Jeszcze ok. 06:00 myślałem, że trzeba będzie iść do weterynarza i skrócić jego agonię, choć albo one nie okazują bólu, albo udało mu się zejść w miarę bez męczenia się. Jeżeli to drugie to cieszę się, że mogłem wczoraj umilić mu ostatnie chwile, że poleżałem w ciągu dnia z nim te 3h i było mu, przynajmniej w tym czasie, lepiej, że nie musiał zdychać w jakiejś klatce, tylko ostatnie trzy noce spędził śpiąc razem ze mną, że miał takie przyjemne życie, w wolności, że dobrze się odżywiał, że miał możność skosztowania wielu rzeczy, że wytworzyła się taka specyficzna interakcja między nami i jeszcze wiele innych spraw.
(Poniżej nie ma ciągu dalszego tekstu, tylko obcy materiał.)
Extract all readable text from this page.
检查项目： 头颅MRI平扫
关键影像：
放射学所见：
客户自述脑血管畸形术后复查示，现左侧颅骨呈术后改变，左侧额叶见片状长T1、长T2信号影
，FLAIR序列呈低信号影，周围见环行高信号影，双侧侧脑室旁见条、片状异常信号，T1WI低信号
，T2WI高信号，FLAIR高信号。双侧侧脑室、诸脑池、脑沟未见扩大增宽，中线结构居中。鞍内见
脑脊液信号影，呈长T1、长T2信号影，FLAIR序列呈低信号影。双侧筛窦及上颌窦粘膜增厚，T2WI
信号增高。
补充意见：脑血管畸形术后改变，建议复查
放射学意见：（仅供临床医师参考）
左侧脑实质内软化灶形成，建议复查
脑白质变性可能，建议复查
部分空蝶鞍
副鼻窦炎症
Jeszcze wczoraj żyrafka z inną samiczką biegały k/niego jak je dokarmiałem żółtym serem. Jak zwykle trochę się kłóciły pod kołdrą o żarcie. Na pewno go mijały. Dziś jak wyszedłem z łóżka i pozostawiłem go jeszcze przykrytego ligniną i kołdrą, to żyrafka dość szybko była w łóżku pod kołdrą. Czy one mają 6-ty zmysł?. Zaraz za nią przyszła chyba ta co wczoraj z nią biegała pod kołdrą. W zasadzie to zawsze Myszak chwilę po tym jak wychodziłem z łóżka wchodził do niego i kładł się w ciepłym miejscu i pewnie zasypiał, po nocnym urzędowaniu. Niekiedy, co zresztą opisywałem, to wyglądało, jakby czekał, aż wyjdę, by się wkomponować pod kołdrę.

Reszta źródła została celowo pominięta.